É nesta configuração que o encontro com o Marítimo decorrerá. Slimani está castigado, e Gutierrez a braços com uma pubalgia, que não só o limita no imediato como lança a dúvida sobre a sua disponibilidade no médio prazo. Bastas são as vezes em que a resolução do problema passa pela marquesa do cirurgião. É claro que a frente do ataque terá no jogo com o Marítimo um teste de fogo, pela escassez de alternativas e pelo facto significativo de estarem ausentes os dois jogadores em quem Jorge Jesus mais tem confiado para o lugar.

Falando ainda de constrangimentos, há que destacar Jefferson, que regressa agora de lesão. Tem entrado de forma intermitente, sendo também assim o tom das suas prestações, algo distantes daquilo de que já mostrou ser capaz. Pode dizer-se o mesmo de Mané, que não tem entrado muito no baralho na hora de Jesus jogar as cartas.

Há ainda factores psicológicos a merecer alguma atenção. Entre esses destacaria o facto de, quando começar o desafio nos Barreiros, o Sporting já ser conhecedor do resultado dos seus rivais. Embora seja algo a que qualquer equipa com pretensões tenha de estar habituada, não deixa de ser um factor que acresce às dificuldades, especialmente quando a equipa está limitada.

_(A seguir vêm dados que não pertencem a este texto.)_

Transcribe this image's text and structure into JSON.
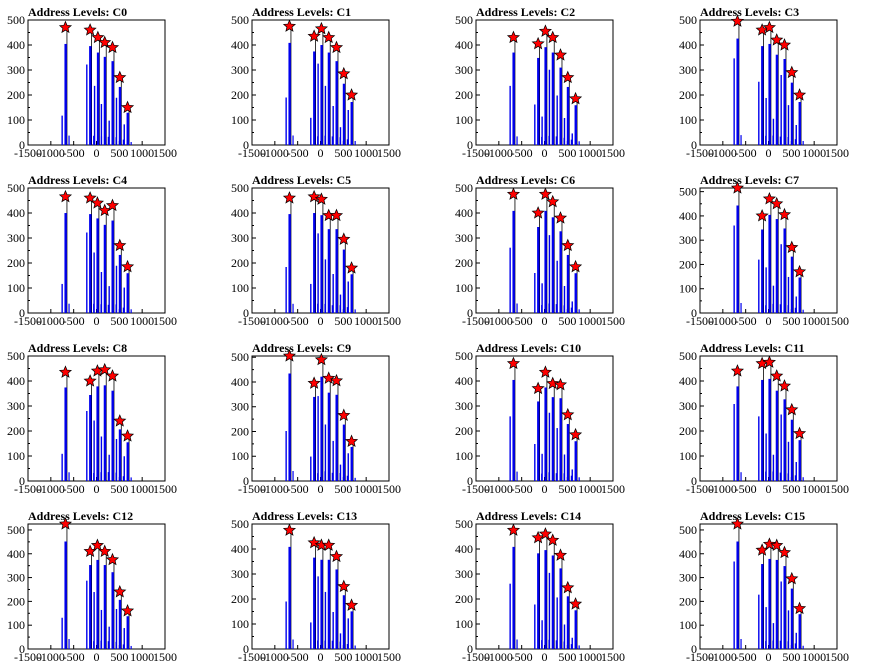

Não menos importante é a chicotada psicológica em curso mas ainda não inteiramente definida no adversário. É mais ou menos claro que quem o dirige aposta todas as fichas neste jogo e parece pretender contagiar os jogadores com o mesmo espírito.

Que ninguém duvide de que espera ao Sporting um jogo de elevada dificuldade. No caminho Marítimo para o campeonato de Inverno este jogo tem tudo para ser um cabo das tormentas antes de, como todos esperamos, ser acrescida a esperança de chegar no final da primeira volta à frente.